Inspiration
When we arrived to Georgia, we had an interesting problem. There were a lot of instances where we needed to know something and wanted to ask about it but the efforts were mostly futile since most people didn't understand us. Also, most of these questions could easily be answered if we had an access to the Internet, but since we were in another country and data roaming is crazy expensive, that was not an option. It'd be really great if we could find a way to get the info we need by sending text messages in the absence of the Internet.
So, we decided to create Hext to address exactly this situation: To help people get answers/tips/etc. from the Internet when they don't have access to it.
What it does
It allows you to send your question as a sms message to a given number and posts the question on our Twitter account as well as our web application.

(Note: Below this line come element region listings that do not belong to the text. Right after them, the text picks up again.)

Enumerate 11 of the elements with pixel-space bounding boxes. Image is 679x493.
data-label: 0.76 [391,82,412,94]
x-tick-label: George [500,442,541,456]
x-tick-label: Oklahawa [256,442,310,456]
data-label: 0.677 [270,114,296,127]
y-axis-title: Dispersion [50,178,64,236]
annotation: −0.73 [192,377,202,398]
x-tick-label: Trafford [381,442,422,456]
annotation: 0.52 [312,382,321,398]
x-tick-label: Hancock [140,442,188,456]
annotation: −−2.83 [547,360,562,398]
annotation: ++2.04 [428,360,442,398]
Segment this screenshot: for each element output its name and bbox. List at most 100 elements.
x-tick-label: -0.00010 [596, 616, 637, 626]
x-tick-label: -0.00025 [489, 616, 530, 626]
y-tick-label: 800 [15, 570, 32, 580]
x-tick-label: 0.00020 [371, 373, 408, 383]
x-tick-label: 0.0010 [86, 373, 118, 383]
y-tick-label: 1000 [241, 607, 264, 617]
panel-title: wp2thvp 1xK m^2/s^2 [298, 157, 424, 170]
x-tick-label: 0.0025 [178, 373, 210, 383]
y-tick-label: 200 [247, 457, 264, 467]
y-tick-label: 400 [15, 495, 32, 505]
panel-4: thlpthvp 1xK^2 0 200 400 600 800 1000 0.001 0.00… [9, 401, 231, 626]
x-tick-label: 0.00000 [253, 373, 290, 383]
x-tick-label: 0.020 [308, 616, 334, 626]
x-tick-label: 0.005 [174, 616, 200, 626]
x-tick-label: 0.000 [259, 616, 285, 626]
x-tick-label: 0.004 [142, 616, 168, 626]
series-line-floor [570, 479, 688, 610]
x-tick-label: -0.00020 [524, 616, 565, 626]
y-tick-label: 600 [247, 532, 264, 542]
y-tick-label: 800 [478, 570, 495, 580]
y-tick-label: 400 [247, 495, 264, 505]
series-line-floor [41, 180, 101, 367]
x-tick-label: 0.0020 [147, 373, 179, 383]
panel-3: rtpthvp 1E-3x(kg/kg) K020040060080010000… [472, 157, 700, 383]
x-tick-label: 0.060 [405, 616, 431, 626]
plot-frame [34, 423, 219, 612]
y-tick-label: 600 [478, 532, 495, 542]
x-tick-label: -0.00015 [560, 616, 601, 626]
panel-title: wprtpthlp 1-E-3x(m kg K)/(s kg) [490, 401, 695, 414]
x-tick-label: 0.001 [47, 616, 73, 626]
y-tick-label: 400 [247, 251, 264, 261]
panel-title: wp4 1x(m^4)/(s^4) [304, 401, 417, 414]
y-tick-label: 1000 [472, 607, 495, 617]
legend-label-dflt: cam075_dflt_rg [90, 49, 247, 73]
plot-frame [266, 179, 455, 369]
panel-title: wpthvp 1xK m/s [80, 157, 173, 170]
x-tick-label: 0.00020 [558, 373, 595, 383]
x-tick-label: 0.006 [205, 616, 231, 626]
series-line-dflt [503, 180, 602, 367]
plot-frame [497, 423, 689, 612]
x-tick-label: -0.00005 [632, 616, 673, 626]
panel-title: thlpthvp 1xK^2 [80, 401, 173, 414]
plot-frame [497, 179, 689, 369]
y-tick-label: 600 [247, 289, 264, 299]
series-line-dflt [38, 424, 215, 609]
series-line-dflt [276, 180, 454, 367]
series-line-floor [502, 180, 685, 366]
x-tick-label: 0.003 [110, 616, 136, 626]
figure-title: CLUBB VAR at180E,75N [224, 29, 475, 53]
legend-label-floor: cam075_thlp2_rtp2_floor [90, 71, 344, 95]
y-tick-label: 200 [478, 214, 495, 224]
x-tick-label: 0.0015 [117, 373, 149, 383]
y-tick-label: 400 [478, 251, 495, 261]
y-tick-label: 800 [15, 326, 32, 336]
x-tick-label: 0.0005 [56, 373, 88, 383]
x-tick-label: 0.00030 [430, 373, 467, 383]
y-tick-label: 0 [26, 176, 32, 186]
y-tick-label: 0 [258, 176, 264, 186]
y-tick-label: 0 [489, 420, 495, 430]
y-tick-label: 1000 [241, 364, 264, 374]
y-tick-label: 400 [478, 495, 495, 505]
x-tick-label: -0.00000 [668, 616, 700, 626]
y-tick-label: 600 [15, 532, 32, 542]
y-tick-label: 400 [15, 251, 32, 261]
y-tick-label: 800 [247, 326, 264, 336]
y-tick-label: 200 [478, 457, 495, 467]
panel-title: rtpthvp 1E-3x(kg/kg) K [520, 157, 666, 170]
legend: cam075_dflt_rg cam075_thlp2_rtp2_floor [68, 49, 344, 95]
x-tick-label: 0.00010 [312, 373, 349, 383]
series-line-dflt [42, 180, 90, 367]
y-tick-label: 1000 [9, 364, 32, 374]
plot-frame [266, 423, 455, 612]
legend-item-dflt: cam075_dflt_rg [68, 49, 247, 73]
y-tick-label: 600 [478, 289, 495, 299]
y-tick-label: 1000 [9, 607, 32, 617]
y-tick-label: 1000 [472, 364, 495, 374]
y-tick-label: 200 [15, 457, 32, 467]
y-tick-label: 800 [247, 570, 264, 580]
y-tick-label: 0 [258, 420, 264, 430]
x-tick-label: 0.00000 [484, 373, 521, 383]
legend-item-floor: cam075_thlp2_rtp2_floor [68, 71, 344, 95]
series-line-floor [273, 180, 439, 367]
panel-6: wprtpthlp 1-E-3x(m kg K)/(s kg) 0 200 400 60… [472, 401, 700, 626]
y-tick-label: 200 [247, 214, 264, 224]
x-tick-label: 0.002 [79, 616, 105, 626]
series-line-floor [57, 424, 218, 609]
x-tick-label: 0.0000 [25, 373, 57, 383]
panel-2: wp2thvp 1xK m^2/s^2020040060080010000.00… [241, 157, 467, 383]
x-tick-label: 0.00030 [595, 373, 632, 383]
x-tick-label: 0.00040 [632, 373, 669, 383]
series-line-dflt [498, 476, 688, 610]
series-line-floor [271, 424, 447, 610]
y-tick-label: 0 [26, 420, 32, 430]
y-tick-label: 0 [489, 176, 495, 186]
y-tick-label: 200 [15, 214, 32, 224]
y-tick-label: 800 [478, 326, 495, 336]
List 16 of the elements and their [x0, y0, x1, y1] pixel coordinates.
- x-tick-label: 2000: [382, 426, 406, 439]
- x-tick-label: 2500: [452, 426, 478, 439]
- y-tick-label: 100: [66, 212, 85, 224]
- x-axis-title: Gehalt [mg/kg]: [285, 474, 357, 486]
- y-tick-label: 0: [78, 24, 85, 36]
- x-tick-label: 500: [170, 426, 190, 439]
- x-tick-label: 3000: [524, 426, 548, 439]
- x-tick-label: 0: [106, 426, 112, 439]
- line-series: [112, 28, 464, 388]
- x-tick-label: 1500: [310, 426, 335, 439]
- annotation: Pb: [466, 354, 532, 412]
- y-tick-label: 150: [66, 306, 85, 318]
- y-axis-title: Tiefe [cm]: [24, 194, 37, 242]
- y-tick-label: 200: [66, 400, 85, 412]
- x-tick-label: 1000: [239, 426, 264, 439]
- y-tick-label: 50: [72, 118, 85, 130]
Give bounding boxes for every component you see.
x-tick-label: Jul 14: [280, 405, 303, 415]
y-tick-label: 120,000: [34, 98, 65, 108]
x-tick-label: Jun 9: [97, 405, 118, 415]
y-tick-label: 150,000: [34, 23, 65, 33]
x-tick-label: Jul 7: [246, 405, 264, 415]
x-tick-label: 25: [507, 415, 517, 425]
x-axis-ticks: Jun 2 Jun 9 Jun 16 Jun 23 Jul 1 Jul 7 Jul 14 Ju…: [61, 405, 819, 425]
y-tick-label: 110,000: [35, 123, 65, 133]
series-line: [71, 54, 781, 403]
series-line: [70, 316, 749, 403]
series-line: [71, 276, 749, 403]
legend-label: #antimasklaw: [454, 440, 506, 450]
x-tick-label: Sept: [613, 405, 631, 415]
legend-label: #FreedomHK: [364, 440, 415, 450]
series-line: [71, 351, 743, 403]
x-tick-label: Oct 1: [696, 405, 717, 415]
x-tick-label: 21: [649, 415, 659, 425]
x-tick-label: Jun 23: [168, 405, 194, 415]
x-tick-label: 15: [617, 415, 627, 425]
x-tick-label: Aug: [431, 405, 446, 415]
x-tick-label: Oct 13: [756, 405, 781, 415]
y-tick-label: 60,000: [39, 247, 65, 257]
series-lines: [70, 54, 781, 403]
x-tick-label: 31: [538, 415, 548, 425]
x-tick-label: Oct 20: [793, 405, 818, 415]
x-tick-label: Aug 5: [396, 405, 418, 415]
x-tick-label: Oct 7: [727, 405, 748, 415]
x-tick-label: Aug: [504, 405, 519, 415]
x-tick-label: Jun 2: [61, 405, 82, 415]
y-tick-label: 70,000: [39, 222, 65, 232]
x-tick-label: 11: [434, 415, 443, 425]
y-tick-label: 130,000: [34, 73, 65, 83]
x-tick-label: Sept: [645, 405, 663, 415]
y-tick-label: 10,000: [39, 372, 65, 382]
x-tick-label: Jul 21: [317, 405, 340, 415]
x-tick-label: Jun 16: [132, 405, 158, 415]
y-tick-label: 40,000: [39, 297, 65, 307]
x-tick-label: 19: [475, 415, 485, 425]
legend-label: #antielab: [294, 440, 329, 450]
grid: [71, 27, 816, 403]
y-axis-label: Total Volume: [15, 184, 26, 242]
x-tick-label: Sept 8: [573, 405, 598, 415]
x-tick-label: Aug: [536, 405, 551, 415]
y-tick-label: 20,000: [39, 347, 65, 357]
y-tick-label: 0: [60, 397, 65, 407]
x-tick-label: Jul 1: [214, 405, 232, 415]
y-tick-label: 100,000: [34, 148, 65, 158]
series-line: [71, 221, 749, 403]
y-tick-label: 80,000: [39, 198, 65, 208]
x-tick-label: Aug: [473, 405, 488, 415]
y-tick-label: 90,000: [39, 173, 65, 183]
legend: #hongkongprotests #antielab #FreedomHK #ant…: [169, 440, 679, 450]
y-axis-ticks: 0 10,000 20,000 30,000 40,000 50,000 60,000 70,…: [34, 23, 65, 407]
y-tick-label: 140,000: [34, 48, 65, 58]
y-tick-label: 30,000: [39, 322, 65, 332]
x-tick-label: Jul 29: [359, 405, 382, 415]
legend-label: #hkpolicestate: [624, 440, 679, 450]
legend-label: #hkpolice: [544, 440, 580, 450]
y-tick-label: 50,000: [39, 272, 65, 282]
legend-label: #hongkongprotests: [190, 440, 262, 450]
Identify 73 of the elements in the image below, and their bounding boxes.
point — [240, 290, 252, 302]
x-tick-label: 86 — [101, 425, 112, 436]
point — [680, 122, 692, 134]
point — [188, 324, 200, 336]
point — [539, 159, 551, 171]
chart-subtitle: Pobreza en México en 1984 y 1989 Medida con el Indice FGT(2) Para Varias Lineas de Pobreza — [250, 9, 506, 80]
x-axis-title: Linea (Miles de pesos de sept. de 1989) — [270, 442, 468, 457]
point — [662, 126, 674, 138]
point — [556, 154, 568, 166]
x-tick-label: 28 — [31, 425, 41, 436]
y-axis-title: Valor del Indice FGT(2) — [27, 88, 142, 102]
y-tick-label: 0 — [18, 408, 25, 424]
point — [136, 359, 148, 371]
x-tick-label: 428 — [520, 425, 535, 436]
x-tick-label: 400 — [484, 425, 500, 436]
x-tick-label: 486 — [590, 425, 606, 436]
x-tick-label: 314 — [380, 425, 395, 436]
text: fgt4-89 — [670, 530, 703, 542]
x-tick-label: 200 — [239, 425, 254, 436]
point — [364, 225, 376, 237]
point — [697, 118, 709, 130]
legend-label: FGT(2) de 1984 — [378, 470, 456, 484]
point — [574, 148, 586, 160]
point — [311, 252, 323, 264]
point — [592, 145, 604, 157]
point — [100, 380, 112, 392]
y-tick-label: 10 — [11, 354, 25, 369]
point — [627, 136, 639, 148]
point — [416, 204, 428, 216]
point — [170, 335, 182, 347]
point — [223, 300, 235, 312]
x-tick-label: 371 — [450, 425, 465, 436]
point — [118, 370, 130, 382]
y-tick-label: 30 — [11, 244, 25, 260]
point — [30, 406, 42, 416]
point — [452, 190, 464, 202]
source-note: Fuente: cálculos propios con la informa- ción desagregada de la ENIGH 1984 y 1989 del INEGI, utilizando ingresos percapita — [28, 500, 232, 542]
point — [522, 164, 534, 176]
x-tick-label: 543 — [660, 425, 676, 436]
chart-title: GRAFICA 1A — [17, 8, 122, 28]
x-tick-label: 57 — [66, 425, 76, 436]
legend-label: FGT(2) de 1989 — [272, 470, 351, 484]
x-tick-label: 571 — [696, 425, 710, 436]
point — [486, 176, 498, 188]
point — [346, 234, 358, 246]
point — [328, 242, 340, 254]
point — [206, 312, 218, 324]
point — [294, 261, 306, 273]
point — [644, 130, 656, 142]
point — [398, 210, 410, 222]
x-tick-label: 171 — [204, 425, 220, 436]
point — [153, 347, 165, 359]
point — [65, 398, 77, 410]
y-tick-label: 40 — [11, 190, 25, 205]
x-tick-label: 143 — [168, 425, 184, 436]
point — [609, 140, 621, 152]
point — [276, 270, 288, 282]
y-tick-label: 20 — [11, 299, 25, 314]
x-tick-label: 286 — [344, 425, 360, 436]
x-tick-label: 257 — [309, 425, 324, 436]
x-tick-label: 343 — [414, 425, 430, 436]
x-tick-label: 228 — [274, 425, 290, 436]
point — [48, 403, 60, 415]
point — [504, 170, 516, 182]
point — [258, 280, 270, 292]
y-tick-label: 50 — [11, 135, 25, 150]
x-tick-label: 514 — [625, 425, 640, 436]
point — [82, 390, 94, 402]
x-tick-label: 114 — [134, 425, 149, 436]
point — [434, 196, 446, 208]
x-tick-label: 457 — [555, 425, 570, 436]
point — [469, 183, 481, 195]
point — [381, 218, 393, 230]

Any user on Twitter or on our web application can send a reply as a Twitter response or as an answer on the web app, and the response is sent as an sms to the asker.
How we built it
We built it using Ruby on Rails framework with Twilio integration for sending and receiving text messages. We use oauth for the twitter integration for login and responses. We use Heroku for speeding our deployment. We also experimented with Otto (successor to Vagrant) for speeding our devops and Amazon Web Services for deployment purposes.
Challenges we ran into
Understanding Twilio and how it works. Setting up AWS and Twitter social auth.
What I learned
Omniauth errors are elusive and the stack traces hard to comprehend.